Avant-dernier jour de l'expo à la Bibliothèque historique de la Ville de Paris sur les clichés couleur d'André Zucca. Une petite expo assez simple, à seulement 4 euros, dans ce bâtiment à 2 pas du Loir dans la Théière, donc qu'on a tous vu une fois ou l'autre quand on a ses habitudes dans le Marais historique. Mais une expo pour laquelle on peut remercier Christian Christophe Girard, l'adjoint à la culture de Paris, qui a su par sa polémique à 4 euros attirer l'attention du public :-)

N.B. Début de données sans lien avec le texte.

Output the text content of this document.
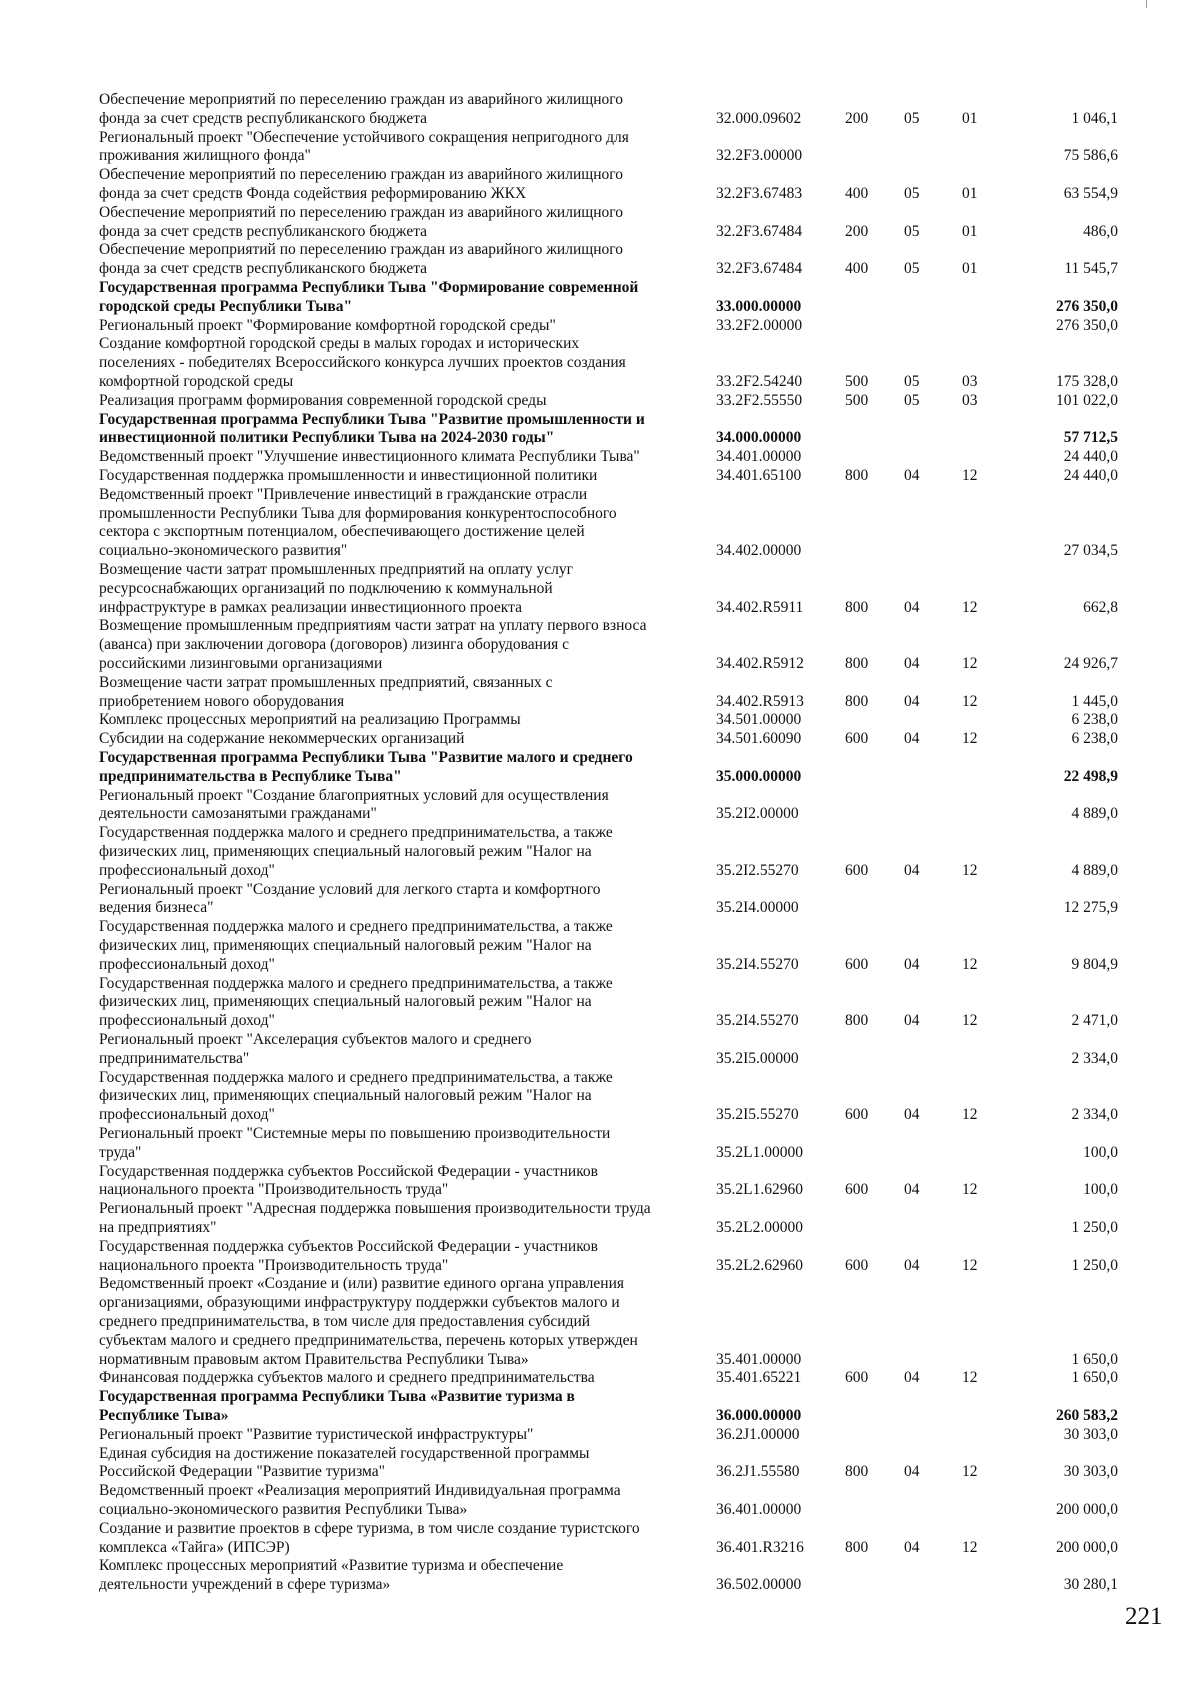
Обеспечение мероприятий по переселению граждан из аварийного жилищного
фонда за счет средств республиканского бюджета	32.000.09602	200 05	01	1 046,1
Региональный проект "Обеспечение устойчивого сокращения непригодного для
проживания жилищного фонда"	32.2F3.00000	75 586,6
Обеспечение мероприятий по переселению граждан из аварийного жилищного
фонда за счет средств Фонда содействия реформированию ЖКХ	32.2F3.67483	400 05	01	63 554,9
Обеспечение мероприятий по переселению граждан из аварийного жилищного
фонда за счет средств республиканского бюджета	32.2F3.67484	200 05	01	486,0
Обеспечение мероприятий по переселению граждан из аварийного жилищного
фонда за счет средств республиканского бюджета	32.2F3.67484	400 05	01	11 545,7
Государственная программа Республики Тыва "Формирование современной
городской среды Республики Тыва"	33.000.00000	276 350,0
Региональный проект "Формирование комфортной городской среды"	33.2F2.00000	276 350,0
Создание комфортной городской среды в малых городах и исторических
поселениях - победителях Всероссийского конкурса лучших проектов создания
комфортной городской среды	33.2F2.54240	500 05	03	175 328,0
Реализация программ формирования современной городской среды	33.2F2.55550	500 05	03	101 022,0
Государственная программа Республики Тыва "Развитие промышленности и
инвестиционной политики Республики Тыва на 2024-2030 годы"	34.000.00000	57 712,5
Ведомственный проект "Улучшение инвестиционного климата Республики Тыва"	34.401.00000	24 440,0
Государственная поддержка промышленности и инвестиционной политики	34.401.65100	800 04	12	24 440,0
Ведомственный проект "Привлечение инвестиций в гражданские отрасли
промышленности Республики Тыва для формирования конкурентоспособного
сектора с экспортным потенциалом, обеспечивающего достижение целей
социально-экономического развития"	34.402.00000	27 034,5
Возмещение части затрат промышленных предприятий на оплату услуг
ресурсоснабжающих организаций по подключению к коммунальной
инфраструктуре в рамках реализации инвестиционного проекта	34.402.R5911	800 04	12	662,8
Возмещение промышленным предприятиям части затрат на уплату первого взноса
(аванса) при заключении договора (договоров) лизинга оборудования с
российскими лизинговыми организациями	34.402.R5912	800 04	12	24 926,7
Возмещение части затрат промышленных предприятий, связанных с
приобретением нового оборудования	34.402.R5913	800 04	12	1 445,0
Комплекс процессных мероприятий на реализацию Программы	34.501.00000	6 238,0
Субсидии на содержание некоммерческих организаций	34.501.60090	600 04	12	6 238,0
Государственная программа Республики Тыва "Развитие малого и среднего
предпринимательства в Республике Тыва"	35.000.00000	22 498,9
Региональный проект "Создание благоприятных условий для осуществления
деятельности самозанятыми гражданами"	35.2I2.00000	4 889,0
Государственная поддержка малого и среднего предпринимательства, а также
физических лиц, применяющих специальный налоговый режим "Налог на
профессиональный доход"	35.2I2.55270	600 04	12	4 889,0
Региональный проект "Создание условий для легкого старта и комфортного
ведения бизнеса"	35.2I4.00000	12 275,9
Государственная поддержка малого и среднего предпринимательства, а также
физических лиц, применяющих специальный налоговый режим "Налог на
профессиональный доход"	35.2I4.55270	600 04	12	9 804,9
Государственная поддержка малого и среднего предпринимательства, а также
физических лиц, применяющих специальный налоговый режим "Налог на
профессиональный доход"	35.2I4.55270	800 04	12	2 471,0
Региональный проект "Акселерация субъектов малого и среднего
предпринимательства"	35.2I5.00000	2 334,0
Государственная поддержка малого и среднего предпринимательства, а также
физических лиц, применяющих специальный налоговый режим "Налог на
профессиональный доход"	35.2I5.55270	600 04	12	2 334,0
Региональный проект "Системные меры по повышению производительности
труда"	35.2L1.00000	100,0
Государственная поддержка субъектов Российской Федерации - участников
национального проекта "Производительность труда"	35.2L1.62960	600 04	12	100,0
Региональный проект "Адресная поддержка повышения производительности труда
на предприятиях"	35.2L2.00000	1 250,0
Государственная поддержка субъектов Российской Федерации - участников
национального проекта "Производительность труда"	35.2L2.62960	600 04	12	1 250,0
Ведомственный проект «Создание и (или) развитие единого органа управления
организациями, образующими инфраструктуру поддержки субъектов малого и
среднего предпринимательства, в том числе для предоставления субсидий
субъектам малого и среднего предпринимательства, перечень которых утвержден
нормативным правовым актом Правительства Республики Тыва»	35.401.00000	1 650,0
Финансовая поддержка субъектов малого и среднего предпринимательства	35.401.65221	600 04	12	1 650,0
Государственная программа Республики Тыва «Развитие туризма в
Республике Тыва»	36.000.00000	260 583,2
Региональный проект "Развитие туристической инфраструктуры"	36.2J1.00000	30 303,0
Единая субсидия на достижение показателей государственной программы
Российской Федерации "Развитие туризма"	36.2J1.55580	800 04	12	30 303,0
Ведомственный проект «Реализация мероприятий Индивидуальная программа
социально-экономического развития Республики Тыва»	36.401.00000	200 000,0
Создание и развитие проектов в сфере туризма, в том числе создание туристского
комплекса «Тайга» (ИПСЭР)	36.401.R3216	800 04	12	200 000,0
Комплекс процессных мероприятий «Развитие туризма и обеспечение
деятельности учреждений в сфере туризма»	36.502.00000	30 280,1
221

Alors peut-être que pour certains, la prise de recul est quelque chose qui doit être fourni par le musée, que c'est quelque chose de trop dur à avoir par soi-même. Mais pour tous les autres, c'est une expo qui donne au contraire des infos supplémentaires sur l'art de la propagande dans le Paris de l'Occupation. Le témoignage de Zucca, c'est un Paris occupé où les gens sont occupés: films, musique dans la rue, saltimbanque, et grandes affiches de politique ou de loisirs. Tout l'art de divertir les gens pour leur faire croire que finalement, l'occupant nazi n'est pas si méchant que ça et que c'est pas sûr que la Résistance, les Russes ou les Anglo-saxons pourraient nous apporter mieux. Et c'est un pan de Paris qui complète celui que nous connaissons des livres d'histoire: rafles, contrôles incessants, manque de nourriture et de biens.

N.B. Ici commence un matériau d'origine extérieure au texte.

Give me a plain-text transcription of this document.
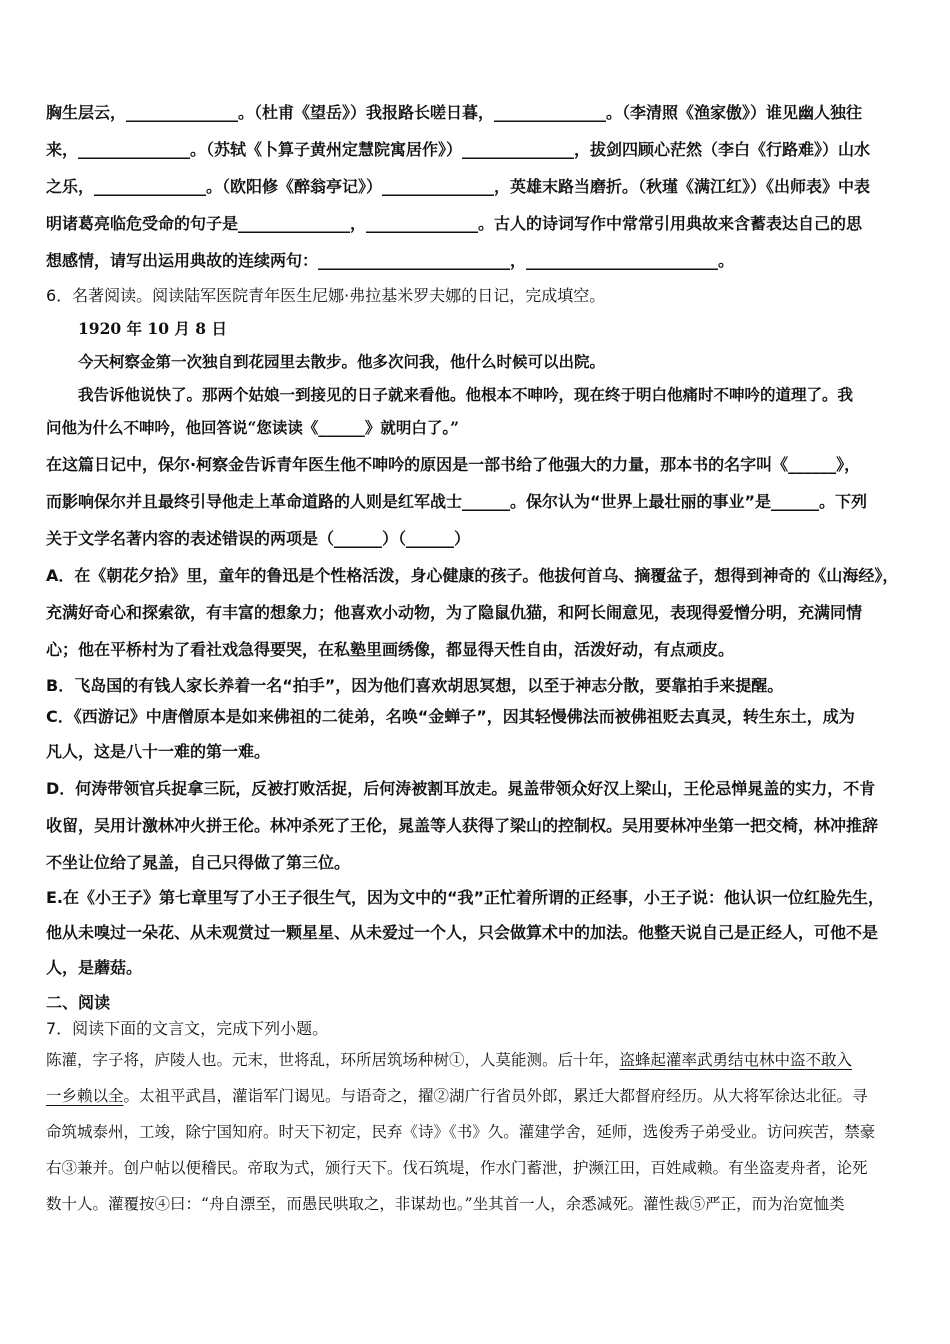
胸生层云，______________。（杜甫《望岳》）我报路长嗟日暮，______________。（李清照《渔家傲》）谁见幽人独往
来，______________。（苏轼《卜算子黄州定慧院寓居作》）______________，拔剑四顾心茫然（李白《行路难》）山水
之乐，______________。（欧阳修《醉翁亭记》）______________，英雄末路当磨折。（秋瑾《满江红》）《出师表》中表
明诸葛亮临危受命的句子是______________，______________。古人的诗词写作中常常引用典故来含蓄表达自己的思
想感情，请写出运用典故的连续两句：________________________，________________________。
6．名著阅读。阅读陆军医院青年医生尼娜·弗拉基米罗夫娜的日记，完成填空。
1920 年 10 月 8 日
今天柯察金第一次独自到花园里去散步。他多次问我，他什么时候可以出院。
我告诉他说快了。那两个姑娘一到接见的日子就来看他。他根本不呻吟，现在终于明白他痛时不呻吟的道理了。我
问他为什么不呻吟，他回答说“您读读《______》就明白了。”
在这篇日记中，保尔·柯察金告诉青年医生他不呻吟的原因是一部书给了他强大的力量，那本书的名字叫《______》，
而影响保尔并且最终引导他走上革命道路的人则是红军战士______。保尔认为“世界上最壮丽的事业”是______。下列
关于文学名著内容的表述错误的两项是（______）（______）
A．在《朝花夕拾》里，童年的鲁迅是个性格活泼，身心健康的孩子。他拔何首乌、摘覆盆子，想得到神奇的《山海经》，
充满好奇心和探索欲，有丰富的想象力；他喜欢小动物，为了隐鼠仇猫，和阿长闹意见，表现得爱憎分明，充满同情
心；他在平桥村为了看社戏急得要哭，在私塾里画绣像，都显得天性自由，活泼好动，有点顽皮。
B．飞岛国的有钱人家长养着一名“拍手”，因为他们喜欢胡思冥想，以至于神志分散，要靠拍手来提醒。
C．《西游记》中唐僧原本是如来佛祖的二徒弟，名唤“金蝉子”，因其轻慢佛法而被佛祖贬去真灵，转生东土，成为
凡人，这是八十一难的第一难。
D．何涛带领官兵捉拿三阮，反被打败活捉，后何涛被割耳放走。晁盖带领众好汉上梁山，王伦忌惮晁盖的实力，不肯
收留，吴用计激林冲火拼王伦。林冲杀死了王伦，晁盖等人获得了梁山的控制权。吴用要林冲坐第一把交椅，林冲推辞
不坐让位给了晁盖，自己只得做了第三位。
E.在《小王子》第七章里写了小王子很生气，因为文中的“我”正忙着所谓的正经事，小王子说：他认识一位红脸先生，
他从未嗅过一朵花、从未观赏过一颗星星、从未爱过一个人，只会做算术中的加法。他整天说自己是正经人，可他不是
人，是蘑菇。
二、阅读
7．阅读下面的文言文，完成下列小题。
陈灌，字子将，庐陵人也。元末，世将乱，环所居筑场种树①，人莫能测。后十年，盗蜂起灌率武勇结屯林中盗不敢入
一乡赖以全。太祖平武昌，灌诣军门谒见。与语奇之，擢②湖广行省员外郎，累迁大都督府经历。从大将军徐达北征。寻
命筑城泰州，工竣，除宁国知府。时天下初定，民弃《诗》《书》久。灌建学舍，延师，选俊秀子弟受业。访问疾苦，禁豪
右③兼并。创户帖以便稽民。帝取为式，颁行天下。伐石筑堤，作水门蓄泄，护濒江田，百姓咸赖。有坐盗麦舟者，论死
数十人。灌覆按④曰：“舟自漂至，而愚民哄取之，非谋劫也。”坐其首一人，余悉减死。灌性裁⑤严正，而为治宽恤类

Le témoignage visuel de ces habitants dans des activités normales montre donc très bien la réussite de la Propagandastaffel. Les Parisiens avaient peu à manger, mais les Élégantes s'amusaient bien, aux Tuileries ou au Luco. On avait tout ce qu'il fallait pour se changer les idées. Et on y allait, et on allait voir ces divertissements, et on se laissait être occupé. Les temps n'étaient pas uniformément durs...

Et puis ce Paris romantifié, c'est un Paris romantique, donc un Paris qu'on a aussi plaisir à voir, avec ses affiches d'époque et ses scènes qui chargent facilement le spectateur en nostalgie. Ben oui, au final, on se laisse prendre au jeu de ces photos, on rentre dans la propagande d'une certaine façon. Malgré quelques vues des Halles ou de Belleville qui illustrent la pénurie de nourriture et la mise en place du système D au sein de la population. C'est peut-être ça qui met le plus mal à l'aise en fait, qu'on se rende compte que la propagande n'est pas une arme efficace contre les faibles au loin, à l'étranger, dans le passé, mais quelque chose qui peut très bien fonctionner sur nous. Dingue et choquant, hein? ;-)

A la Bibliothèque historique de la Ville de Paris, rue Malher, jusqu'à mardi.